Aldığım soluklar arasına gülüşüm eklendi."Vaddettiğin yaşam değildi Yusuf Ağa, senin vaddettiğin ölümdü."
Yüzünde oluşan bozgunluk birkez daha kaçma fırsatı yarattı bana. Arkamdan geleceğini bile bile öne doğru atıldım ancak keskin fren sesiyle, korkuyla geriye doğru çekildim.

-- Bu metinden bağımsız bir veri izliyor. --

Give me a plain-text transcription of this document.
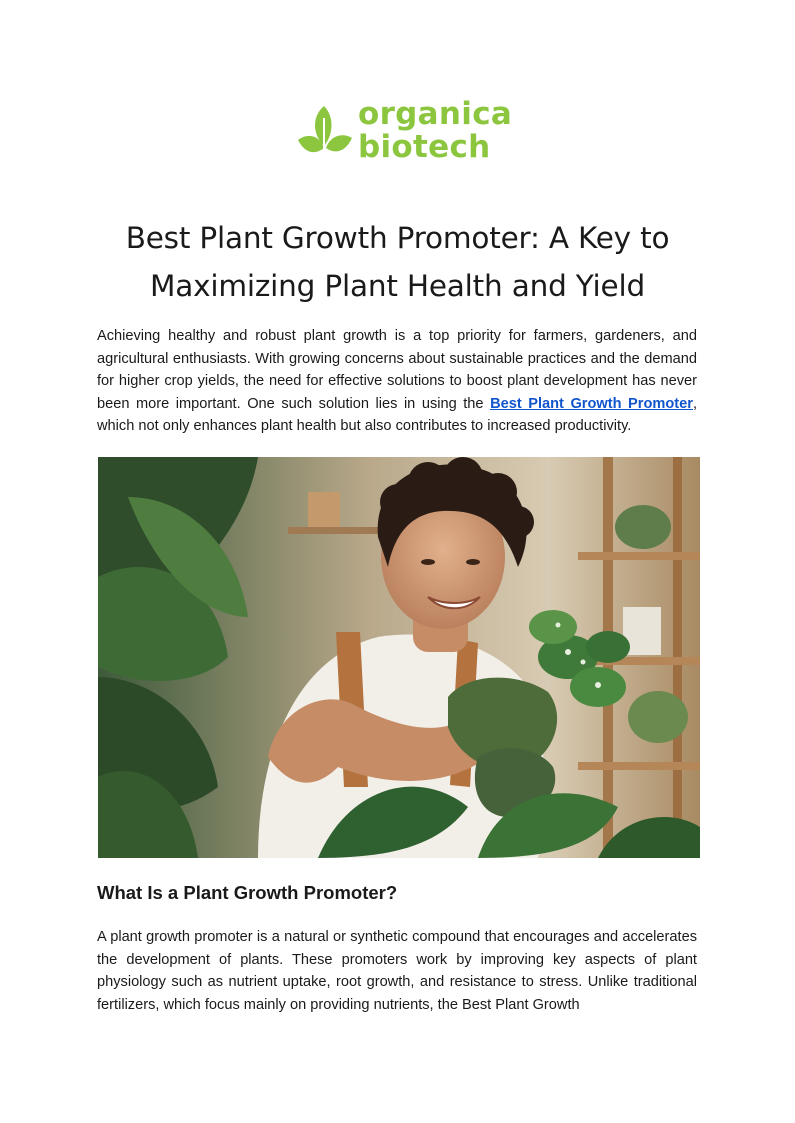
organica
biotech
Best Plant Growth Promoter: A Key to Maximizing Plant Health and Yield

Achieving healthy and robust plant growth is a top priority for farmers, gardeners, and agricultural enthusiasts. With growing concerns about sustainable practices and the demand for higher crop yields, the need for effective solutions to boost plant development has never been more important. One such solution lies in using the Best Plant Growth Promoter, which not only enhances plant health but also contributes to increased productivity.

What Is a Plant Growth Promoter?

A plant growth promoter is a natural or synthetic compound that encourages and accelerates the development of plants. These promoters work by improving key aspects of plant physiology such as nutrient uptake, root growth, and resistance to stress. Unlike traditional fertilizers, which focus mainly on providing nutrients, the Best Plant Growth
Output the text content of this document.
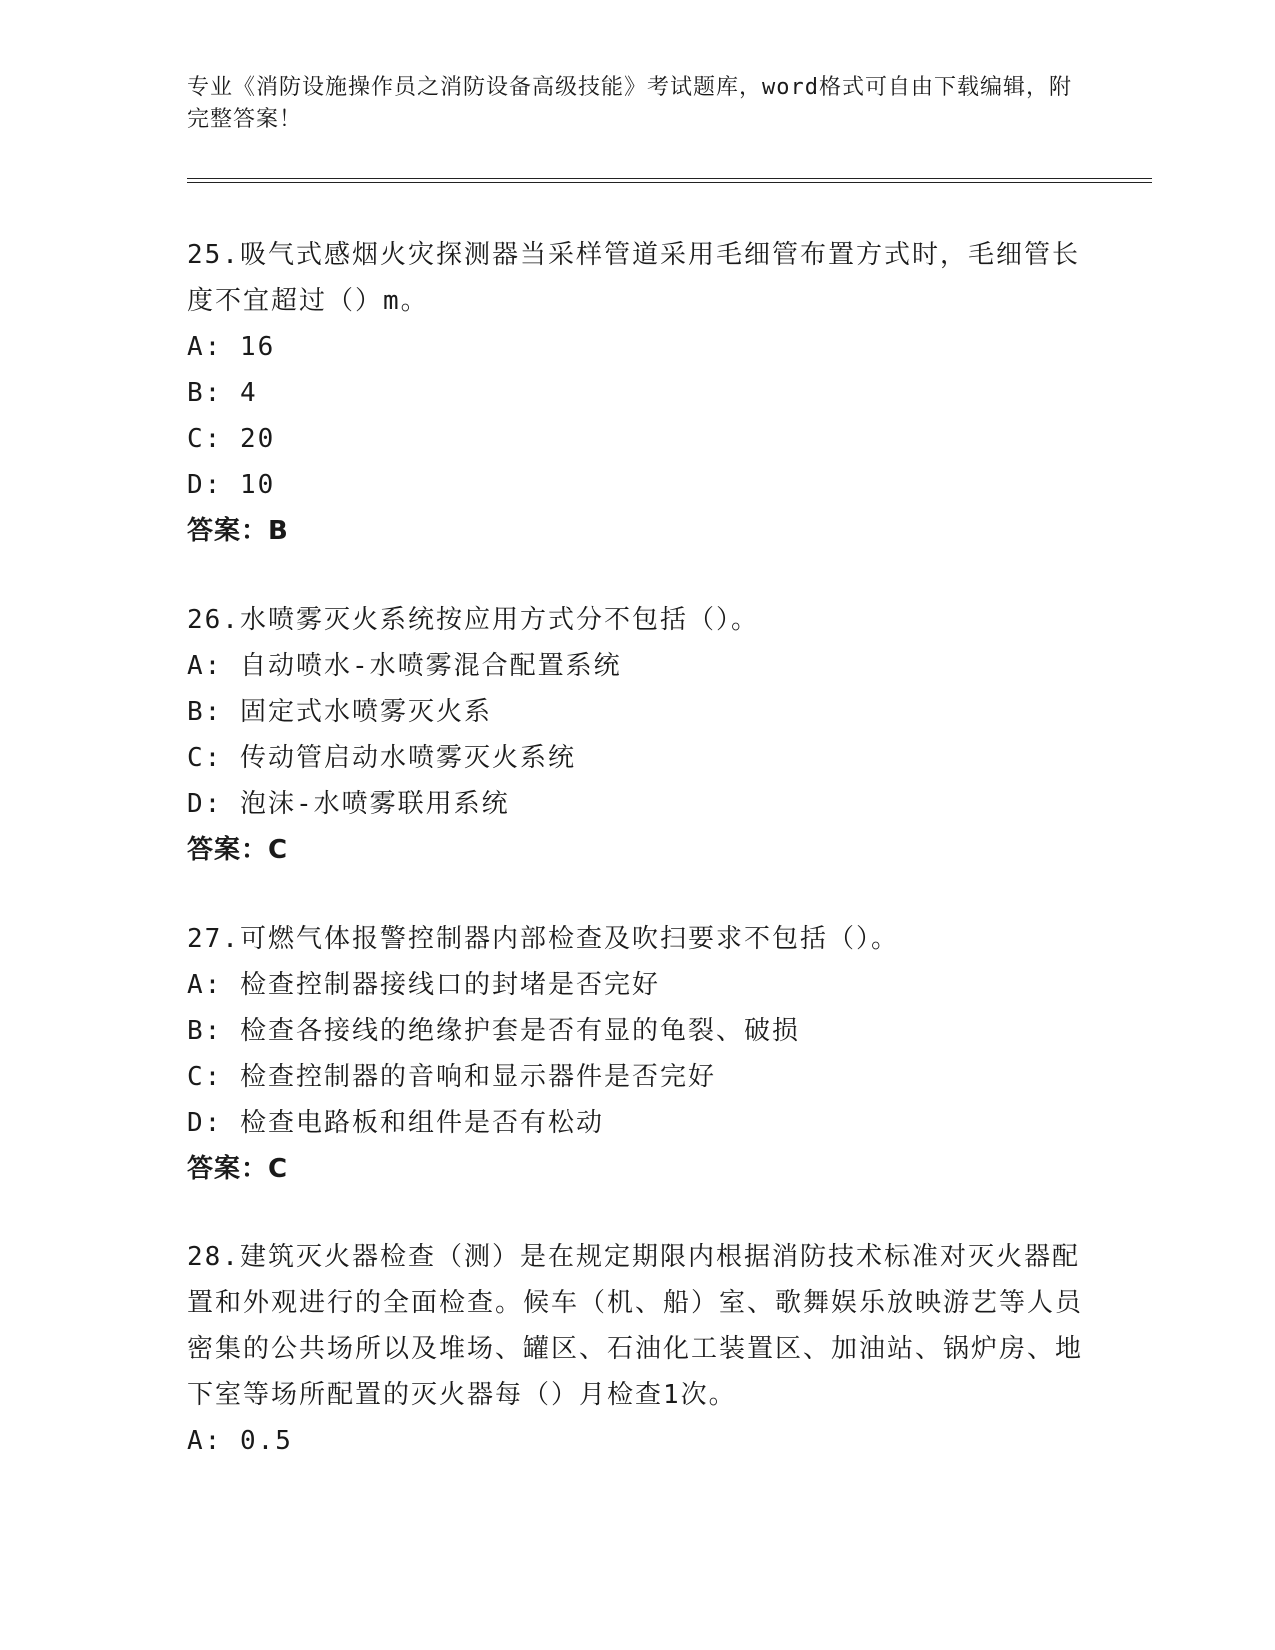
专业《消防设施操作员之消防设备高级技能》考试题库，word格式可自由下载编辑，附完整答案！

25.吸气式感烟火灾探测器当采样管道采用毛细管布置方式时，毛细管长度不宜超过（）m。

A: 16

B: 4

C: 20

D: 10

答案：B

26.水喷雾灭火系统按应用方式分不包括（）。

A: 自动喷水-水喷雾混合配置系统

B: 固定式水喷雾灭火系

C: 传动管启动水喷雾灭火系统

D: 泡沫-水喷雾联用系统

答案：C

27.可燃气体报警控制器内部检查及吹扫要求不包括（）。

A: 检查控制器接线口的封堵是否完好

B: 检查各接线的绝缘护套是否有显的龟裂、破损

C: 检查控制器的音响和显示器件是否完好

D: 检查电路板和组件是否有松动

答案：C

28.建筑灭火器检查（测）是在规定期限内根据消防技术标准对灭火器配置和外观进行的全面检查。候车（机、船）室、歌舞娱乐放映游艺等人员密集的公共场所以及堆场、罐区、石油化工装置区、加油站、锅炉房、地下室等场所配置的灭火器每（）月检查1次。

A: 0.5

Az kalsın bir arabanın altında kalıyor olmam korkuyla gözlerimin büyümesine neden oldu. Önümde duran siyah arabaya korkulu gözlerle bakıyordum. Tanıdık arabanın filimli camından görünen kahvelerle, gözlerim birleştiğinde dudaklarım yukarı doğru kıvrıldı.
Gelmişti.
Seni koruyacağım demişti, koruyacaktı.
Cihangir Atabeyoğlu bana verdiği sözü tuttacaktı. Sözünün eri olduğunu kanıtlıyordu.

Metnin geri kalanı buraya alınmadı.